Multiple chemical sensitivity can include a wide range of symptoms, which some people link to their environment. It's also known as “environmental illness,” "sick building syndrome,” or “MCS.” Your doctor may call it “idiopathic environmental intolerance.”
The symptoms people report are wide-ranging. They include headache, fatigue, dizziness, nausea, congestion, itching, sneezing, sore throat, chest pain, changes in heart rhythm, breathing problems, muscle pain or stiffness, skin rash, diarrhea, bloating, gas, confusion, trouble concentrating, memory problems, and mood changes.
Possible triggers that set off people's symptoms vary a lot, too. They include tobacco smoke, auto exhaust, perfume, insecticide, new carpet, chlorine, and such.
The American Medical Association doesn’t consider multiple chemical sensitivity to be an illness. Nor do they consider food sensitivities a real illness either, but it can wreck havoc on your daily life.
One issue with having this illness is that you can't go out to eat and enjoy a normal dinner like most people. You never know you will be affected by what you ingest. You could be sitting there eating a meal with family and friends, and then wham!
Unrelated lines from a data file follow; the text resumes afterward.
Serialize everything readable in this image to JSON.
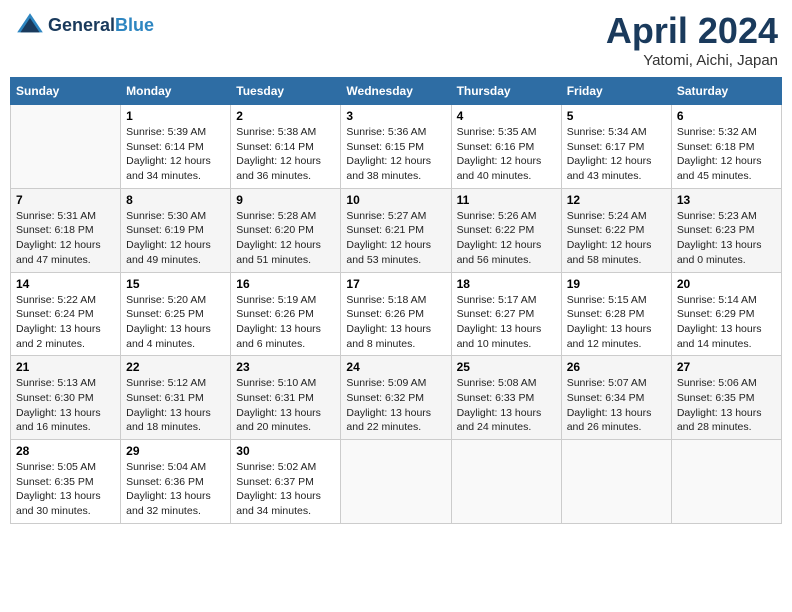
{
  "header": {
    "logo_line1": "General",
    "logo_line2": "Blue",
    "month_title": "April 2024",
    "location": "Yatomi, Aichi, Japan"
  },
  "weekdays": [
    "Sunday",
    "Monday",
    "Tuesday",
    "Wednesday",
    "Thursday",
    "Friday",
    "Saturday"
  ],
  "weeks": [
    [
      {
        "day": "",
        "info": ""
      },
      {
        "day": "1",
        "info": "Sunrise: 5:39 AM\nSunset: 6:14 PM\nDaylight: 12 hours\nand 34 minutes."
      },
      {
        "day": "2",
        "info": "Sunrise: 5:38 AM\nSunset: 6:14 PM\nDaylight: 12 hours\nand 36 minutes."
      },
      {
        "day": "3",
        "info": "Sunrise: 5:36 AM\nSunset: 6:15 PM\nDaylight: 12 hours\nand 38 minutes."
      },
      {
        "day": "4",
        "info": "Sunrise: 5:35 AM\nSunset: 6:16 PM\nDaylight: 12 hours\nand 40 minutes."
      },
      {
        "day": "5",
        "info": "Sunrise: 5:34 AM\nSunset: 6:17 PM\nDaylight: 12 hours\nand 43 minutes."
      },
      {
        "day": "6",
        "info": "Sunrise: 5:32 AM\nSunset: 6:18 PM\nDaylight: 12 hours\nand 45 minutes."
      }
    ],
    [
      {
        "day": "7",
        "info": "Sunrise: 5:31 AM\nSunset: 6:18 PM\nDaylight: 12 hours\nand 47 minutes."
      },
      {
        "day": "8",
        "info": "Sunrise: 5:30 AM\nSunset: 6:19 PM\nDaylight: 12 hours\nand 49 minutes."
      },
      {
        "day": "9",
        "info": "Sunrise: 5:28 AM\nSunset: 6:20 PM\nDaylight: 12 hours\nand 51 minutes."
      },
      {
        "day": "10",
        "info": "Sunrise: 5:27 AM\nSunset: 6:21 PM\nDaylight: 12 hours\nand 53 minutes."
      },
      {
        "day": "11",
        "info": "Sunrise: 5:26 AM\nSunset: 6:22 PM\nDaylight: 12 hours\nand 56 minutes."
      },
      {
        "day": "12",
        "info": "Sunrise: 5:24 AM\nSunset: 6:22 PM\nDaylight: 12 hours\nand 58 minutes."
      },
      {
        "day": "13",
        "info": "Sunrise: 5:23 AM\nSunset: 6:23 PM\nDaylight: 13 hours\nand 0 minutes."
      }
    ],
    [
      {
        "day": "14",
        "info": "Sunrise: 5:22 AM\nSunset: 6:24 PM\nDaylight: 13 hours\nand 2 minutes."
      },
      {
        "day": "15",
        "info": "Sunrise: 5:20 AM\nSunset: 6:25 PM\nDaylight: 13 hours\nand 4 minutes."
      },
      {
        "day": "16",
        "info": "Sunrise: 5:19 AM\nSunset: 6:26 PM\nDaylight: 13 hours\nand 6 minutes."
      },
      {
        "day": "17",
        "info": "Sunrise: 5:18 AM\nSunset: 6:26 PM\nDaylight: 13 hours\nand 8 minutes."
      },
      {
        "day": "18",
        "info": "Sunrise: 5:17 AM\nSunset: 6:27 PM\nDaylight: 13 hours\nand 10 minutes."
      },
      {
        "day": "19",
        "info": "Sunrise: 5:15 AM\nSunset: 6:28 PM\nDaylight: 13 hours\nand 12 minutes."
      },
      {
        "day": "20",
        "info": "Sunrise: 5:14 AM\nSunset: 6:29 PM\nDaylight: 13 hours\nand 14 minutes."
      }
    ],
    [
      {
        "day": "21",
        "info": "Sunrise: 5:13 AM\nSunset: 6:30 PM\nDaylight: 13 hours\nand 16 minutes."
      },
      {
        "day": "22",
        "info": "Sunrise: 5:12 AM\nSunset: 6:31 PM\nDaylight: 13 hours\nand 18 minutes."
      },
      {
        "day": "23",
        "info": "Sunrise: 5:10 AM\nSunset: 6:31 PM\nDaylight: 13 hours\nand 20 minutes."
      },
      {
        "day": "24",
        "info": "Sunrise: 5:09 AM\nSunset: 6:32 PM\nDaylight: 13 hours\nand 22 minutes."
      },
      {
        "day": "25",
        "info": "Sunrise: 5:08 AM\nSunset: 6:33 PM\nDaylight: 13 hours\nand 24 minutes."
      },
      {
        "day": "26",
        "info": "Sunrise: 5:07 AM\nSunset: 6:34 PM\nDaylight: 13 hours\nand 26 minutes."
      },
      {
        "day": "27",
        "info": "Sunrise: 5:06 AM\nSunset: 6:35 PM\nDaylight: 13 hours\nand 28 minutes."
      }
    ],
    [
      {
        "day": "28",
        "info": "Sunrise: 5:05 AM\nSunset: 6:35 PM\nDaylight: 13 hours\nand 30 minutes."
      },
      {
        "day": "29",
        "info": "Sunrise: 5:04 AM\nSunset: 6:36 PM\nDaylight: 13 hours\nand 32 minutes."
      },
      {
        "day": "30",
        "info": "Sunrise: 5:02 AM\nSunset: 6:37 PM\nDaylight: 13 hours\nand 34 minutes."
      },
      {
        "day": "",
        "info": ""
      },
      {
        "day": "",
        "info": ""
      },
      {
        "day": "",
        "info": ""
      },
      {
        "day": "",
        "info": ""
      }
    ]
  ]
}
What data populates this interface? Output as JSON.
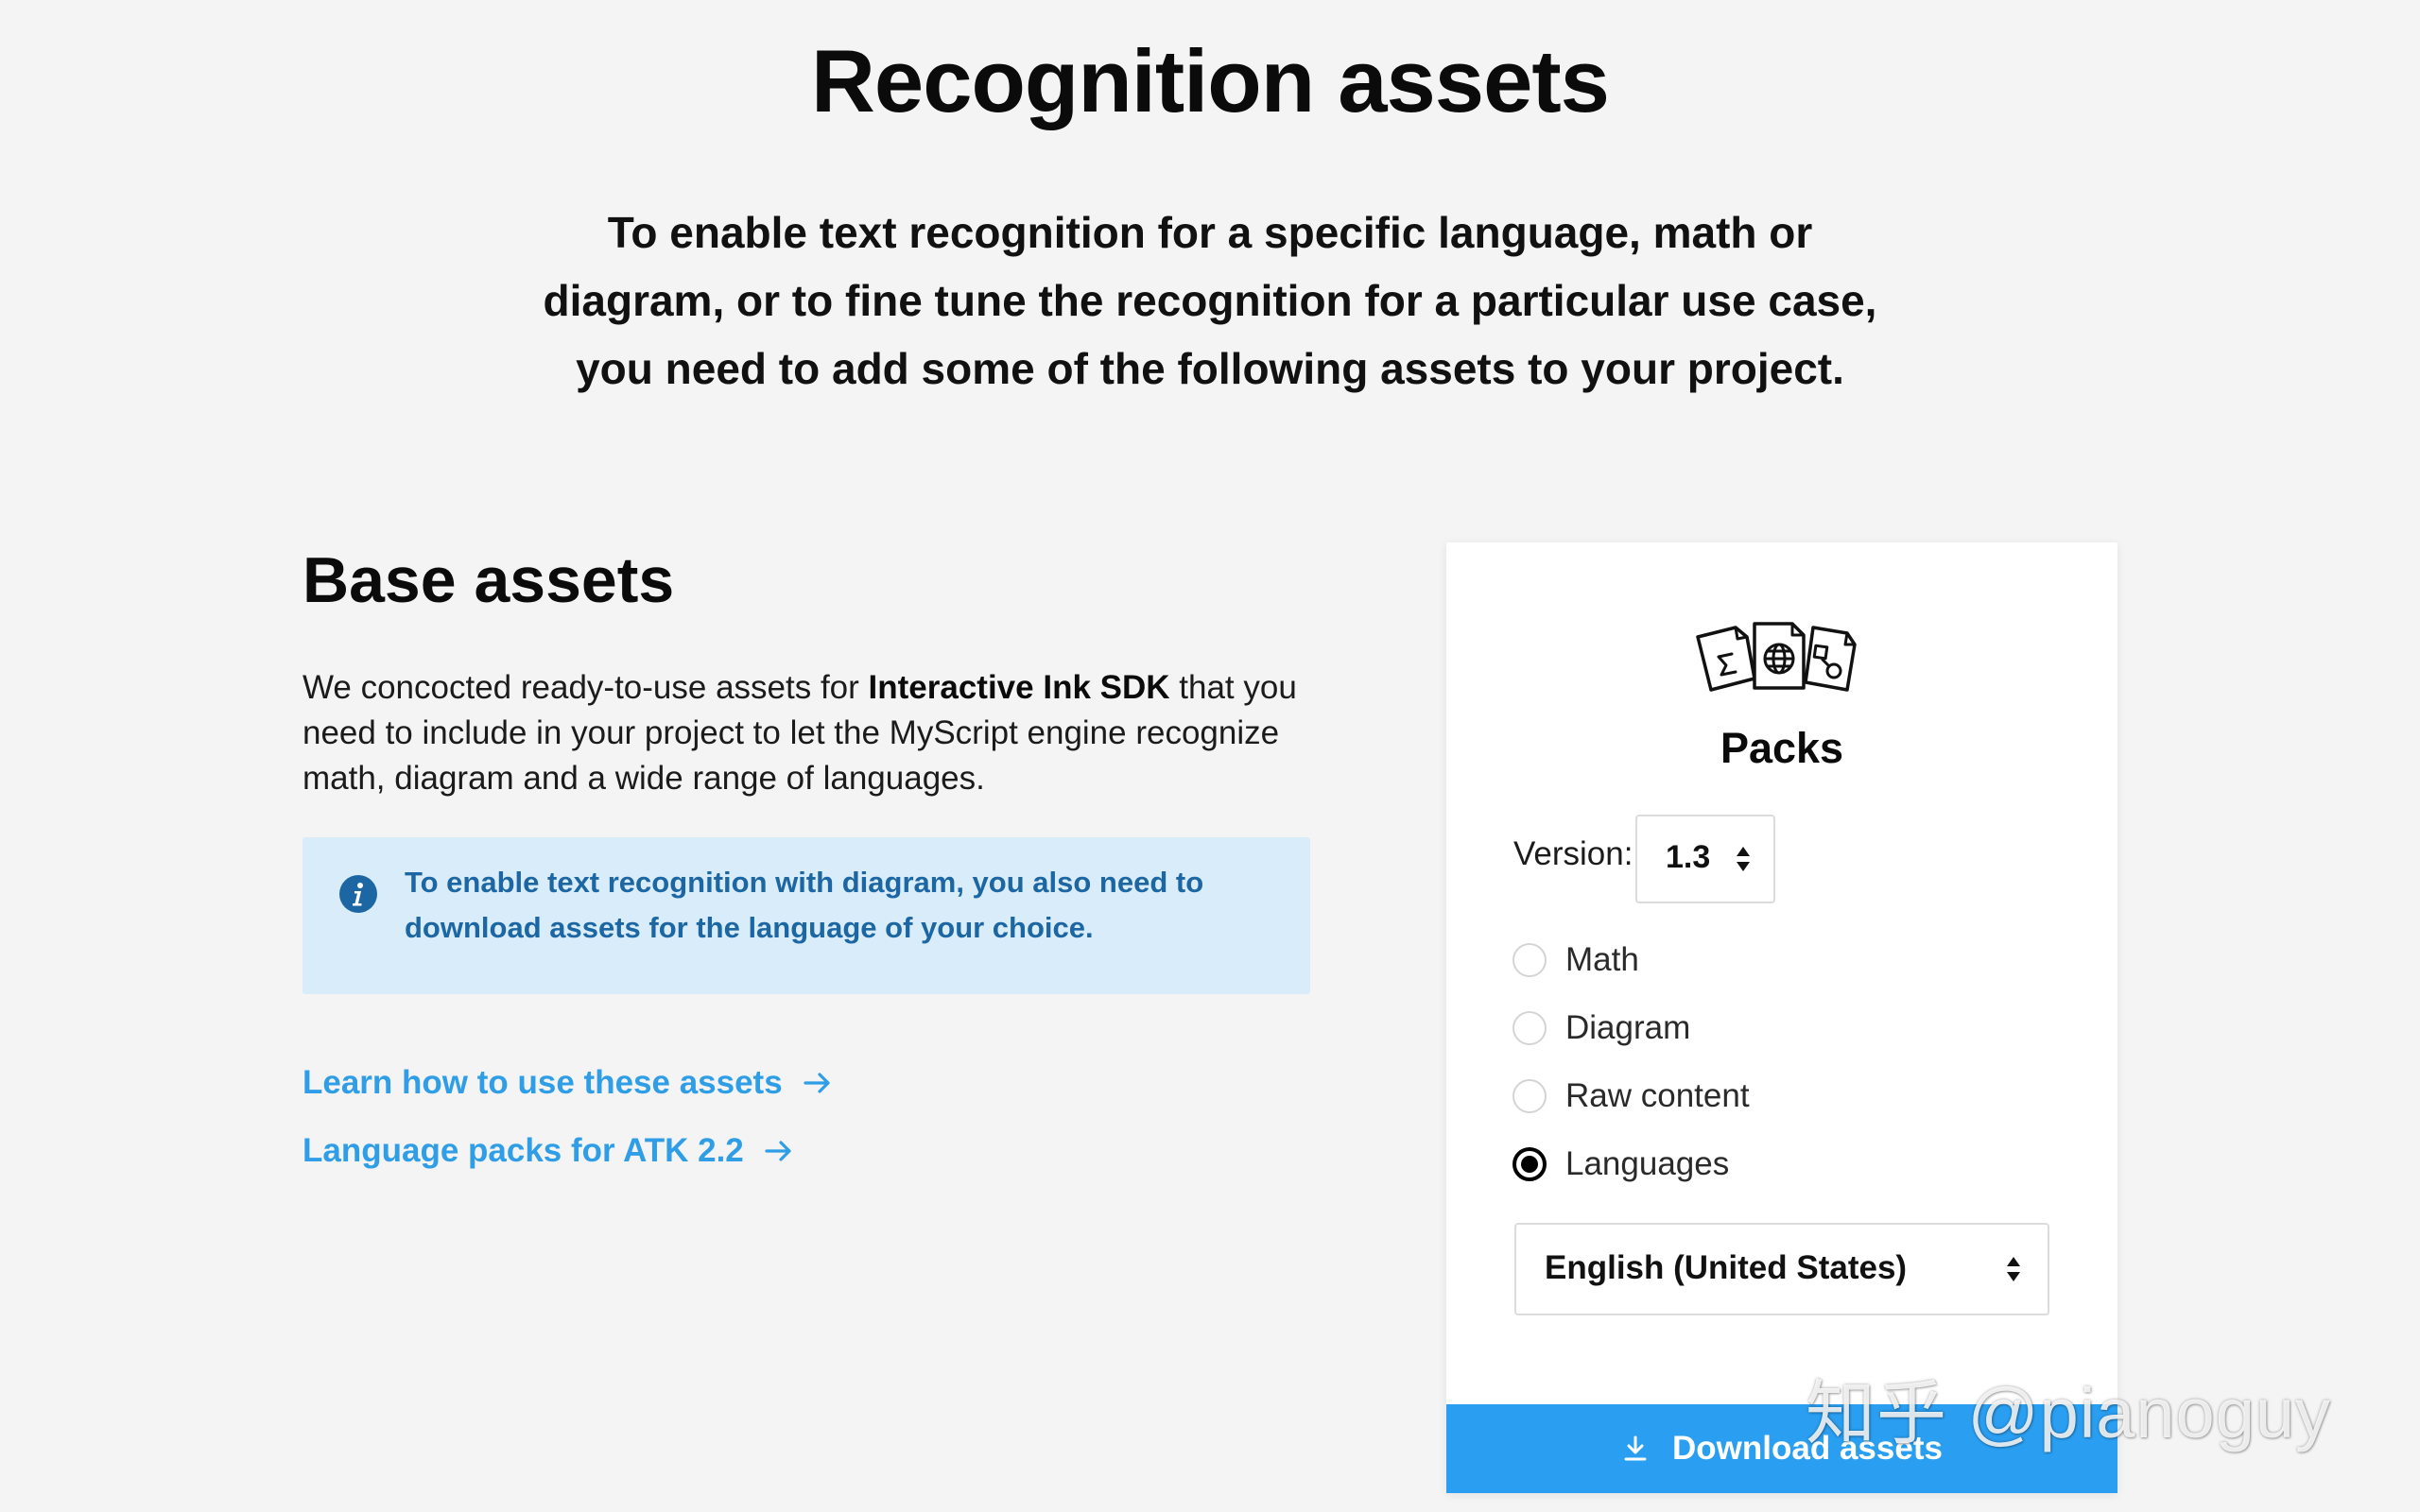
{
  "header": {
    "title": "Recognition assets",
    "intro_lines": [
      "To enable text recognition for a specific language, math or",
      "diagram, or to fine tune the recognition for a particular use case,",
      "you need to add some of the following assets to your project."
    ]
  },
  "base_assets": {
    "title": "Base assets",
    "desc": {
      "line1_pre": "We concocted ready-to-use assets for ",
      "line1_bold": "Interactive Ink SDK",
      "line1_post": " that you",
      "line2": "need to include in your project to let the MyScript engine recognize",
      "line3": "math, diagram and a wide range of languages."
    },
    "notice": {
      "icon": "info-icon",
      "lines": [
        "To enable text recognition with diagram, you also need to",
        "download assets for the language of your choice."
      ]
    },
    "links": [
      {
        "label": "Learn how to use these assets",
        "icon": "arrow-right-icon"
      },
      {
        "label": "Language packs for ATK 2.2",
        "icon": "arrow-right-icon"
      }
    ]
  },
  "packs_card": {
    "icon": "packs-documents-icon",
    "title": "Packs",
    "version_label": "Version:",
    "version_value": "1.3",
    "options": [
      {
        "label": "Math",
        "checked": false
      },
      {
        "label": "Diagram",
        "checked": false
      },
      {
        "label": "Raw content",
        "checked": false
      },
      {
        "label": "Languages",
        "checked": true
      }
    ],
    "language_value": "English (United States)",
    "download_label": "Download assets",
    "download_icon": "download-icon"
  },
  "watermark": "知乎 @pianoguy",
  "colors": {
    "background": "#f4f4f4",
    "link": "#2f9ee6",
    "notice_bg": "#d9ecf9",
    "notice_text": "#1c67a3",
    "button": "#2a9ff2"
  }
}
All of sudden you are overcome with dizziness, shortness in breath, and a huge amount of disorientation until your body redirects. That could last a minimum of 20 minutes or days.
Now I have my menu choices in my head for EACH restaurant BEFORE I sit down to avoid such catastrophes.
But I think the worst of it is the hair salon. I used to LOVE getting pampered while getting my hair done. It is a small kuddo in life that most woman appreciate. You spend your days taking care of others, and then all of a sudden, every six weeks or so, you get someone to take care of you.
If you are over 40 it is often a necessity if you work. Being 50 with tons of gray hanging about is not appealing to some individuals like myself. I pride myself on keeping a few years off by indulging in such a luxury.
But shortly after being diagnosed, I got my usual highlights. I get the foil packets and then a bit of low lights to cover the gray around my scalp. This has NEVER been an issue previously. All of a sudden ten minutes into the procedure, I feel a tingling in my scalp and my heart begins to race. Within minutes my heart is knocking so rapidly it feels as if it is rattling my chest. I can see and feel its vibrations as I run to my hairdresser shouting, "I got to get this out! Something is not right!"
Visibly shaken, she says we can just try the "foils" solo next time. "Great," i think. "One more thing this illness has taken from me."
I know what you're thinking, "My goodness! Live with the gray!"
But when fibromyalgia has taken so much out of your life already, there are just times you say, "Screw it. I gotta live some how." But, then again, i also noted if it happened again severely I would HAVE to STOP.
Since then the reactions are less, more mild. Sometimes they don't happen at all. But, you can imagine, sitting in that chair doesn't have that warm fuzzy feeling anymore, it is a necessity (to me, of course). It is one thing I draw the line at for myself.
I had thought it was gone all this year. Then recently on my birthday, trying to get myself dolled up for a dinner, I experienced it again. Not as severe, but a bit of tingle, and then a pulse rise. I grabbed my hair tech and she washed it immediately. Symptoms disappeared shortly afterwards, but I was left with two days of chest tightness, spine swelling, and pain. I should state for all you pre-med Google searchers, it was not the chest pain of the heart but of the rib cage.
To people who do not experience fibromyalgia, this may seem obscure. But, when you suffer from this debilitating disease, there are just some things you are robbed of that send you over the edge. Get you thinking and get you a bit disgruntled. I felt the need to share today. It ruined my birthday weekend a bit.
What is the one thing fibromyalgia has taken from you that drives you nuts?